In the nylon robe the patient looked ridiculous, holding his tool in his hand and steering it toward the metal pan, gazing at her contented, doped-up, expressionless. “Mary. Right?”

“Right.”

“You are what we call a hefty blonde. You look about forty.”

“I’m forty-four. Thirty-eight in the bust.”

“Forty-four years old? That’s okay. I used to like the young ones, but ever since my niece started growing a bust herself, I changed my taste. Now the young ones all look like my niece.”

Mary tossed the empty ampule under the sink. “Enjoy yourself, big guy. That was the last happy hypo. After this it’s just Oxycodone and Amoxicillin.”

“I’m trying to straighten her out. She got arrested for shoplifting.”

“Who?”

“My niece. Aren’t you listening?”

“Sure. And taking notes.”

“I’m trying to tell her a few things, get her lined up for the future. She says there is no future.”

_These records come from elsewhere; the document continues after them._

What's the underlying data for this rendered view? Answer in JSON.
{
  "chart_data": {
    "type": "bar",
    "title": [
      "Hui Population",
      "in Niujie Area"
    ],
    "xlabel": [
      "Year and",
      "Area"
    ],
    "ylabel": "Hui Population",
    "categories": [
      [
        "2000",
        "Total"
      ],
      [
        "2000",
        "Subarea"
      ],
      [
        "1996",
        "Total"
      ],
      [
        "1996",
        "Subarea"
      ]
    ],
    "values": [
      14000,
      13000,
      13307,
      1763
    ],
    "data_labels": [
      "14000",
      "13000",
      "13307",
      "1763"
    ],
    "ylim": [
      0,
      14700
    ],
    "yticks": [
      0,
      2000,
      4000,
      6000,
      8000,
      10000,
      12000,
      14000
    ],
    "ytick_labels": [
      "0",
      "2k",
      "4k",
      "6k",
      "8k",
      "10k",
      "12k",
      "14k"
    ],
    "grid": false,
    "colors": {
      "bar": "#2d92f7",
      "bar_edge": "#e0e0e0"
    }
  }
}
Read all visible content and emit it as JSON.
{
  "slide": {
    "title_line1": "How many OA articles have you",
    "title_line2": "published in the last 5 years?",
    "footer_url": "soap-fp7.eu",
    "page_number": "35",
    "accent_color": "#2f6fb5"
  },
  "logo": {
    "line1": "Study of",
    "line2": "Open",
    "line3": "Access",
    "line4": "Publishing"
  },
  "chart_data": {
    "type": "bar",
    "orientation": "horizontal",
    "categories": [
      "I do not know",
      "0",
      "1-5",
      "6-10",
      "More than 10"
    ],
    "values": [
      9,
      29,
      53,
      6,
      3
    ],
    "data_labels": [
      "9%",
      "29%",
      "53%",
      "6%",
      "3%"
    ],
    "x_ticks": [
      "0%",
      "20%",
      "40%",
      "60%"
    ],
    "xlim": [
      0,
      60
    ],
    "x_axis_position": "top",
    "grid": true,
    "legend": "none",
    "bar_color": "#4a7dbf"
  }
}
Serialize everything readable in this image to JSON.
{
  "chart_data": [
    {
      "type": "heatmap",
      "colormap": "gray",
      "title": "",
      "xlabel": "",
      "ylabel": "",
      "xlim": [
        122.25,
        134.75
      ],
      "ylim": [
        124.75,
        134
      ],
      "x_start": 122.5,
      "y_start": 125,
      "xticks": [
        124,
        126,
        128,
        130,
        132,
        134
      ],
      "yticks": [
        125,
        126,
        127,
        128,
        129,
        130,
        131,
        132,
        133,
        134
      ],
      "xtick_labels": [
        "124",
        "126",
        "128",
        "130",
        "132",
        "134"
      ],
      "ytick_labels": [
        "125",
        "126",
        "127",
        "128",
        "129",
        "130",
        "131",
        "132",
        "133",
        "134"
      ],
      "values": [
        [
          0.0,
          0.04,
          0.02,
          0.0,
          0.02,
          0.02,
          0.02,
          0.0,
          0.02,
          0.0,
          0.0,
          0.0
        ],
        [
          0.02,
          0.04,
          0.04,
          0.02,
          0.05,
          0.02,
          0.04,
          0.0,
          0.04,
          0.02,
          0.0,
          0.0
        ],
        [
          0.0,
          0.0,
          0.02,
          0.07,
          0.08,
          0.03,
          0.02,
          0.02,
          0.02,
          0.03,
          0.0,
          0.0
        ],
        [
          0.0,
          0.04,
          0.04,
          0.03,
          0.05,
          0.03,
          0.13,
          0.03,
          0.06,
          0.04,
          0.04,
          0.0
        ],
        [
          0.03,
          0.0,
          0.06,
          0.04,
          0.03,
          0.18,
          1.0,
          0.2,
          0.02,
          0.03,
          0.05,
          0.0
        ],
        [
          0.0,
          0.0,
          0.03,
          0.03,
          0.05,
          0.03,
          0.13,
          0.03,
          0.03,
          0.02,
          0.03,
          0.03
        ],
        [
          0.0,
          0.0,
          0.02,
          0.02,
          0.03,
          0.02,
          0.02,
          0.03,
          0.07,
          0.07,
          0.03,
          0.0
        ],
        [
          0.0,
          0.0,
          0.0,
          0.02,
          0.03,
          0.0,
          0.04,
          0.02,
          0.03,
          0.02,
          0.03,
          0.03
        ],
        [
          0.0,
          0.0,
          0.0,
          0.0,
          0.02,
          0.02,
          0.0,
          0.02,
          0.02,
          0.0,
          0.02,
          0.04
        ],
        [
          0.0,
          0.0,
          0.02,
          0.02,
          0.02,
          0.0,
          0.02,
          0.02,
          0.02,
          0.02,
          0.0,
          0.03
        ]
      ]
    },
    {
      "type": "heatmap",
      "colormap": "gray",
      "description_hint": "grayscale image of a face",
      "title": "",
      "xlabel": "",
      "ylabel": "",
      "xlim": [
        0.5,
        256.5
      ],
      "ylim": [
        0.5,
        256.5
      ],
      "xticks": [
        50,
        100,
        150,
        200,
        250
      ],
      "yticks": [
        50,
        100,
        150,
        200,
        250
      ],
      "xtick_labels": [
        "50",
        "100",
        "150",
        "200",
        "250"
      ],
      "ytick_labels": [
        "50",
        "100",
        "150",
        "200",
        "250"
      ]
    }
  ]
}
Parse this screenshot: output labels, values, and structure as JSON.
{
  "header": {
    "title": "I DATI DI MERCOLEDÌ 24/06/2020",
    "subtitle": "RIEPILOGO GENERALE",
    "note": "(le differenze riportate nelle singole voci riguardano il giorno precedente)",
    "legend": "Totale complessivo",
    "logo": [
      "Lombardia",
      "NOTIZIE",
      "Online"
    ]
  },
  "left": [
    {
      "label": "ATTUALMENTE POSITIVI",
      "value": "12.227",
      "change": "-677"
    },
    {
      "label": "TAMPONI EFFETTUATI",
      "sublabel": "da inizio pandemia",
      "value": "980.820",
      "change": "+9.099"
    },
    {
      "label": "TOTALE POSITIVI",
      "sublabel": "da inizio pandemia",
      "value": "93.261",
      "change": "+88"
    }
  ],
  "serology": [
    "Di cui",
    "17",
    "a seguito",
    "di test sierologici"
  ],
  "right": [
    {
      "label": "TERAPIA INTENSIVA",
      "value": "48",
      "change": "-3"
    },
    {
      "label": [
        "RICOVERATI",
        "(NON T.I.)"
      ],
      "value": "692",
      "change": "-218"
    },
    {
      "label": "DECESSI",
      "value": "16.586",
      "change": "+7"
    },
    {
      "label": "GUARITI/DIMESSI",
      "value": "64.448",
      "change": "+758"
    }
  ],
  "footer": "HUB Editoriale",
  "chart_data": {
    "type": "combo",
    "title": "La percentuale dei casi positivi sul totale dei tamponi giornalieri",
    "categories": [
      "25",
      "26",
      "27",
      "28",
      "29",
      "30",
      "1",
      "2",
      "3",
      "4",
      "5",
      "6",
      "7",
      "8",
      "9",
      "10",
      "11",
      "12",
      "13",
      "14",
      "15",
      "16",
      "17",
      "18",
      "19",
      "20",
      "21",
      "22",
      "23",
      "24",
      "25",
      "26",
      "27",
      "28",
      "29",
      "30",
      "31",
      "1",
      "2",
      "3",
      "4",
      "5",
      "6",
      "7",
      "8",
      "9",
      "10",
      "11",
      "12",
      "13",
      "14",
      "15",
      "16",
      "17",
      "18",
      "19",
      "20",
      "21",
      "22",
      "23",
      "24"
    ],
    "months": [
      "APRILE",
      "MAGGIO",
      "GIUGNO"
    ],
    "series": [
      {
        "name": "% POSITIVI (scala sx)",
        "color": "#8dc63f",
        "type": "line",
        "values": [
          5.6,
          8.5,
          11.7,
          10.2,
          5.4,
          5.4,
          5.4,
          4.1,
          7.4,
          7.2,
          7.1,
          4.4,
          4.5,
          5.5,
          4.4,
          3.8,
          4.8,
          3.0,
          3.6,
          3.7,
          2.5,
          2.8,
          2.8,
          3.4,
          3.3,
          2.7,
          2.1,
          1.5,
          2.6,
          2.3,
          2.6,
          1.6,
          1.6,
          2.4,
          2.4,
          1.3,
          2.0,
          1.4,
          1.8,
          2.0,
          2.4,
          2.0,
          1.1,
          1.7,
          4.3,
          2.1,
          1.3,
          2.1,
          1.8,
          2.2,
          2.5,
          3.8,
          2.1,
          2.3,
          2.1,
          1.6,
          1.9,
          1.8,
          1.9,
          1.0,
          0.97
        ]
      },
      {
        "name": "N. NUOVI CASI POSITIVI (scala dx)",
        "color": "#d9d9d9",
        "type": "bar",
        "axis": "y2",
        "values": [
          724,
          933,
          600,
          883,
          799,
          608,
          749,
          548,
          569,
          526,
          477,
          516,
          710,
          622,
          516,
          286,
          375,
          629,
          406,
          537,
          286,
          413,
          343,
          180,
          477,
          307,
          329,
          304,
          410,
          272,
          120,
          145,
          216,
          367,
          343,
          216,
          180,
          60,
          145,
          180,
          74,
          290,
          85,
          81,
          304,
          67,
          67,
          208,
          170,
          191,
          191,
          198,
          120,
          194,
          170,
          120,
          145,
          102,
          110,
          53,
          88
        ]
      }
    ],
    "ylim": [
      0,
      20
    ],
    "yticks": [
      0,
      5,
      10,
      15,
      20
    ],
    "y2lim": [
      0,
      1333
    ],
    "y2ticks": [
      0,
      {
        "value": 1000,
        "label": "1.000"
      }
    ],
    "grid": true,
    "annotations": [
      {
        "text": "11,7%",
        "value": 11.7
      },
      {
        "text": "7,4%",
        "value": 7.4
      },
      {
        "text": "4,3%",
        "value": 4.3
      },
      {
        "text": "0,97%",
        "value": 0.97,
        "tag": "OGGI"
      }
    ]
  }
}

“Pee, or put your dick away.”

“Her dad just died. My kid brother. Thirty-seven years old. Allergic reaction.”

“Reaction to what?”

“Fuck if I know.”

“You better find out. If it runs in the family—”

“Him and I were the last men in the family. Now it’s me. If I croak, the family name is erased.”

“What’s the name?”

“Just call me Ernest.”

“Not Ernie?”

“What do you think?”

“Okay. Ernest.”

“Yeah. Okay. What about a happy ending?”

“Not dying when somebody shoots you is about as happy as it gets.”

“Do you know what I mean? Like the massage girls? I mean a blow job. That’s a happy ending.”

“Happy for you, is all. For me it’s a mouthful of fuckwad.”

“What’s Juarez paying you for all this medical care?”

“Enough to get four acres in Montana.”

“I’ll put five on top of it.”

“Five what?”

“Five K.”

“For a blow job?”

“For nothing. For saving my ass. Like a thank-you.”